Will any other aircraft (besides the 152) enter a tail slide if you zoom climb straight up and do your best to keep the nose vertical? After the 152 thread a week or two ago, I tried some offline maneuvers with some pretty funny results: lots of tail-spinning deaths in the 152, but I was unable to get any other aircraft to mimic the 'maneuver.':lol And I tried many, many times without success.
What seems clear is that the CoG is far behind the CoL. Without rudder input, every aircraft in the AH planeset yaws during a roll. What's different is that the 152 yaws much more violently, as if part of the v-stab were missing. This "fishtailing" effect is due to the CoG being too far aft, and not due to the lengthened wingspan, as some have suggested. But fishtailing is actually a bad description of the 152s behavior: what actually happens is that the heavy tail stays put during a roll, and it's the nose that wallows around (afterwards, the tail has to catch up to the pulling prop). In other aircraft, the CoL and CoG are much closer together, so even during an uncoordinated roll or turn, there is not so much ballast swinging from side to side.
To repeat the point, what I find remarkable is that I am unable to force any other aircraft into a tail-slide or tail-spin, and in the 152 this is accomplished without hard maneuvering. Either this aircraft was poorly designed to begin with, or it is not modeled correctly. One of the two has to stick.

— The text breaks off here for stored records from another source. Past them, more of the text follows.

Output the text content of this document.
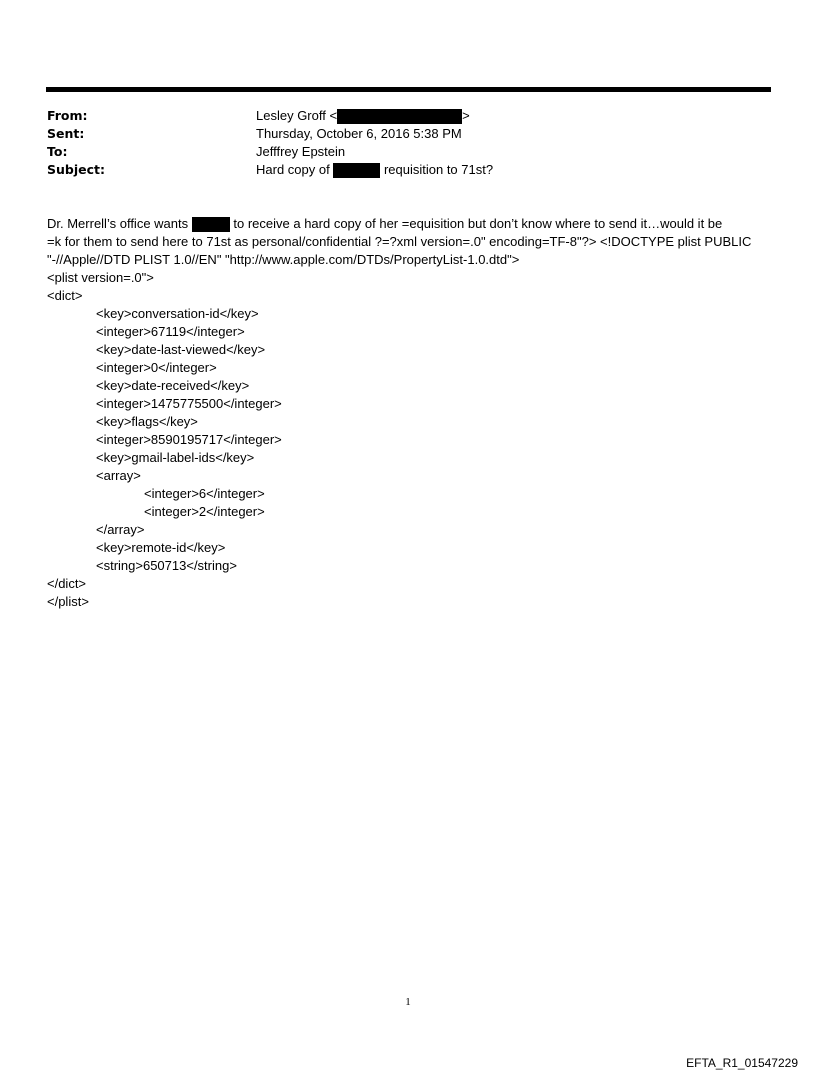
From:	Lesley Groff <	>
Sent:	Thursday, October 6, 2016 5:38 PM
To:	Jefffrey Epstein
Subject:	Hard copy of	requisition to 71st?
Dr. Merrell’s office wants	to receive a hard copy of her =equisition but don’t know where to send it…would it be
=k for them to send here to 71st as personal/confidential ?=?xml version=.0" encoding=TF-8"?> <!DOCTYPE plist PUBLIC
"-//Apple//DTD PLIST 1.0//EN" "http://www.apple.com/DTDs/PropertyList-1.0.dtd">
<plist version=.0">
<dict>
<key>conversation-id</key>
<integer>67119</integer>
<key>date-last-viewed</key>
<integer>0</integer>
<key>date-received</key>
<integer>1475775500</integer>
<key>flags</key>
<integer>8590195717</integer>
<key>gmail-label-ids</key>
<array>
<integer>6</integer>
<integer>2</integer>
</array>
<key>remote-id</key>
<string>650713</string>
</dict>
</plist>
1
EFTA_R1_01547229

I've seen online flight sims develop over many years, and no one can deny that errors do creep in from time to time, and eventually are found out. Yes, I'm saying HT isn't super-human, and I've seen enough of his fixes in the past not to be surprised if we see one in the future. There are always people who defend things as they are now until they're blue in the face, and then later they'll say they always knew "minor adjustments" would have to be made. A bunch of us have already gone on record in the previous thread with opinions about the 152 fm. We'll see who time vindicates.